Chronic Obstructive Pulmonary Disease
Introduction
- The most common respiratory symptoms include dyspnoea, cough and/or sputum production.
Forced spirometry that demonstrates the presence of a post-bronchodilator FEV1/FVC <0.7 is mandatory to establish the diagnosis of COPD.
GOLD 2023
Apart from smoking cessation and vaccination [e.g. COVID-19, pneumococcal and influenza vaccines (and zoster vaccine to protect against shingles for people with COPD over 50 years)], pharmacological therapy for COPD is used:
- to reduce symptoms
- to reduce the frequency and severity of exacerbations
- improve exercise tolerance and health status
Inhaled bronchodilators in COPD are central to symptom management and commonly given on a regular basis to prevent or reduce symptoms.
- Regular and as-needed use of SABA or SAMA improves FEV1 and symptoms.
- Combinations of SABA and SAMA are superior compared to either medication alone in improving FEV1 and symptoms.
- LABAs and LAMAs significantly improve lung function, dyspnoea, health status and reduce exacerbation rates.
- LAMAs have a greater effect on exacerbation reduction compared with LABAs and decrease hospitalizations.
- Combination treatment with a LABA and LAMA increases FEV1, reduce symptoms and reduce exacerbations compared to monotherapy.
- Tiotropium improves the effectiveness of pulmonary rehabilitation in increasing exercise performance.
- Theophylline exerts a small bronchodilator effect in stable COPD and that is associated with modest symptomatic benefits.
- An ICS combined with a LABA is more effective than the individual components in improving lung function and health status and reducing exacerbations in patients with exacerbations and moderate to very severe COPD. Nonetheless, use of LABA+ICS in COPD is discouraged.

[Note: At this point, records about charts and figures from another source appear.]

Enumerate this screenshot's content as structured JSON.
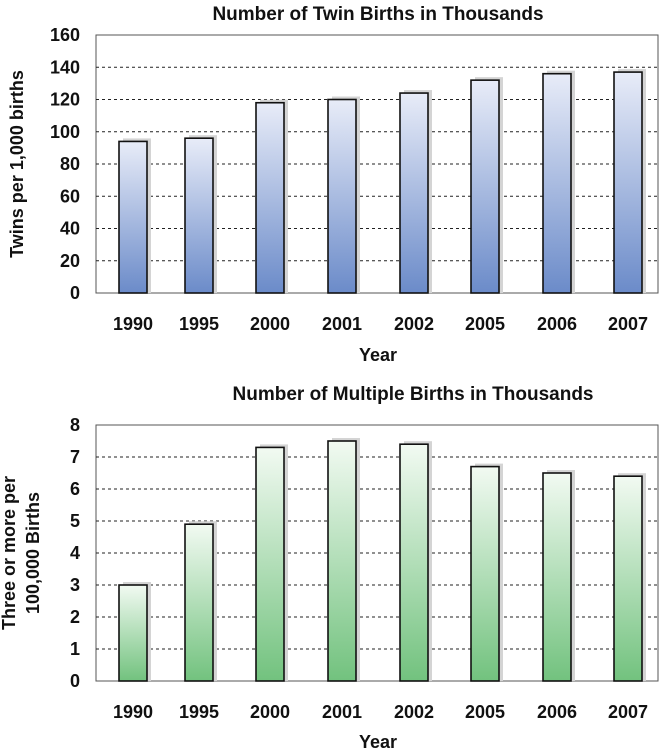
{
  "chart_data": [
    {
      "type": "bar",
      "title": "Number of Twin Births in Thousands",
      "xlabel": "Year",
      "ylabel": "Twins per 1,000 births",
      "categories": [
        "1990",
        "1995",
        "2000",
        "2001",
        "2002",
        "2005",
        "2006",
        "2007"
      ],
      "values": [
        94,
        96,
        118,
        120,
        124,
        132,
        136,
        137
      ],
      "ylim": [
        0,
        160
      ],
      "yticks": [
        "0",
        "20",
        "40",
        "60",
        "80",
        "100",
        "120",
        "140",
        "160"
      ],
      "grid": true,
      "colors": {
        "top": "#e8ecf8",
        "bottom": "#6b8bc9"
      }
    },
    {
      "type": "bar",
      "title": "Number of Multiple Births in Thousands",
      "xlabel": "Year",
      "ylabel": [
        "Three or more per",
        "100,000 Births"
      ],
      "categories": [
        "1990",
        "1995",
        "2000",
        "2001",
        "2002",
        "2005",
        "2006",
        "2007"
      ],
      "values": [
        3.0,
        4.9,
        7.3,
        7.5,
        7.4,
        6.7,
        6.5,
        6.4
      ],
      "ylim": [
        0,
        8
      ],
      "yticks": [
        "0",
        "1",
        "2",
        "3",
        "4",
        "5",
        "6",
        "7",
        "8"
      ],
      "grid": true,
      "colors": {
        "top": "#f2faf2",
        "bottom": "#72c27e"
      }
    }
  ]
}
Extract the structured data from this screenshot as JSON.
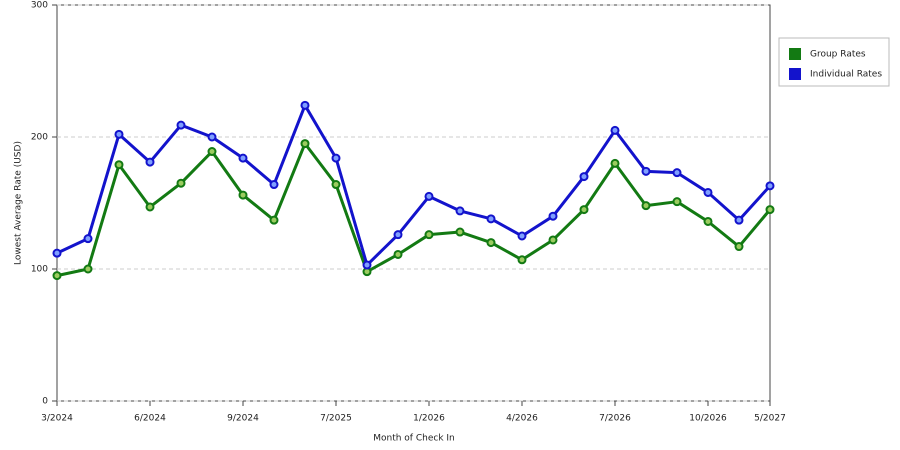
{
  "chart_data": {
    "type": "line",
    "y_label": "Lowest Average Rate (USD)",
    "x_label": "Month of Check In",
    "categories": [
      "3/2024",
      null,
      null,
      "6/2024",
      null,
      null,
      "9/2024",
      null,
      null,
      "7/2025",
      null,
      null,
      "1/2026",
      null,
      null,
      "4/2026",
      null,
      null,
      "7/2026",
      null,
      null,
      "10/2026",
      null,
      "5/2027"
    ],
    "series": [
      {
        "name": "Group Rates",
        "color": "#137a13",
        "values": [
          95,
          100,
          179,
          147,
          165,
          189,
          156,
          137,
          195,
          164,
          98,
          111,
          126,
          128,
          120,
          107,
          122,
          145,
          180,
          148,
          151,
          136,
          117,
          145
        ]
      },
      {
        "name": "Individual Rates",
        "color": "#1313cc",
        "values": [
          112,
          123,
          202,
          181,
          209,
          200,
          184,
          164,
          224,
          184,
          103,
          126,
          155,
          144,
          138,
          125,
          140,
          170,
          205,
          174,
          173,
          158,
          137,
          163
        ]
      }
    ],
    "ylim": [
      0,
      300
    ],
    "yticks": [
      0,
      100,
      200,
      300
    ],
    "grid": true,
    "legend": "right"
  }
}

- Regular treatment with ICS increases the risk of pneumonia especially in those with severe disease.
- Triple inhaled therapy with LAMA+LABA+ICS improves lung function, symptoms and health status and reduces exacerbations compared to LABA+ICS, LABA+LAMA, or LAMA monotherapy.
- Long-term use of oral glucocorticoids has numerous side effects with no evidence of benefits.
- Regular treatment with mucolytics such as erdosteine, carbocisteine and N-acetylcysteine reduces the risk of exacerbation in select populations.
Berodual-N in COPD
Few weeks ago, my friend asked me, although Berodual-N MDI consists of fenoterol (SABA) and Ipratropium (SAMA), why are we still commonly using Berodual-N in chronic COPD management?
If you read GOLD 2023,
- All Group A patients should be offered bronchodilator treatment (either a short- or a long-acting bronchodilator). If available and affordable, a long-acting bronchodilator is the preferred choice except in patients with very occasional breathlessness.
- In Group B patients, treatment should be initiated with a LABA+LAMA combination. If a LABA+LAMA combination is not considered appropriate, there is no evidence to recommend one class of long-acting bronchodilators over another (LABA or LAMA) for initial relief of symptoms.
- Any exacerbation that lead to hospitalization will put the patient in Group E, where LABA+LAMA is the preferred choice, provided there are no issues regarding availability, cost and side-effects.
In summary, the prevalent use of Berodual-N could be due to resource-limited settings.
NOTE: Ipratropium is not usually used for symptom relief in COPD. It is contraindicated in patients taking a long-acting muscarinic antagonist (LAMA), is more expensive than a SABA and may increase the risk of cardiovascular events.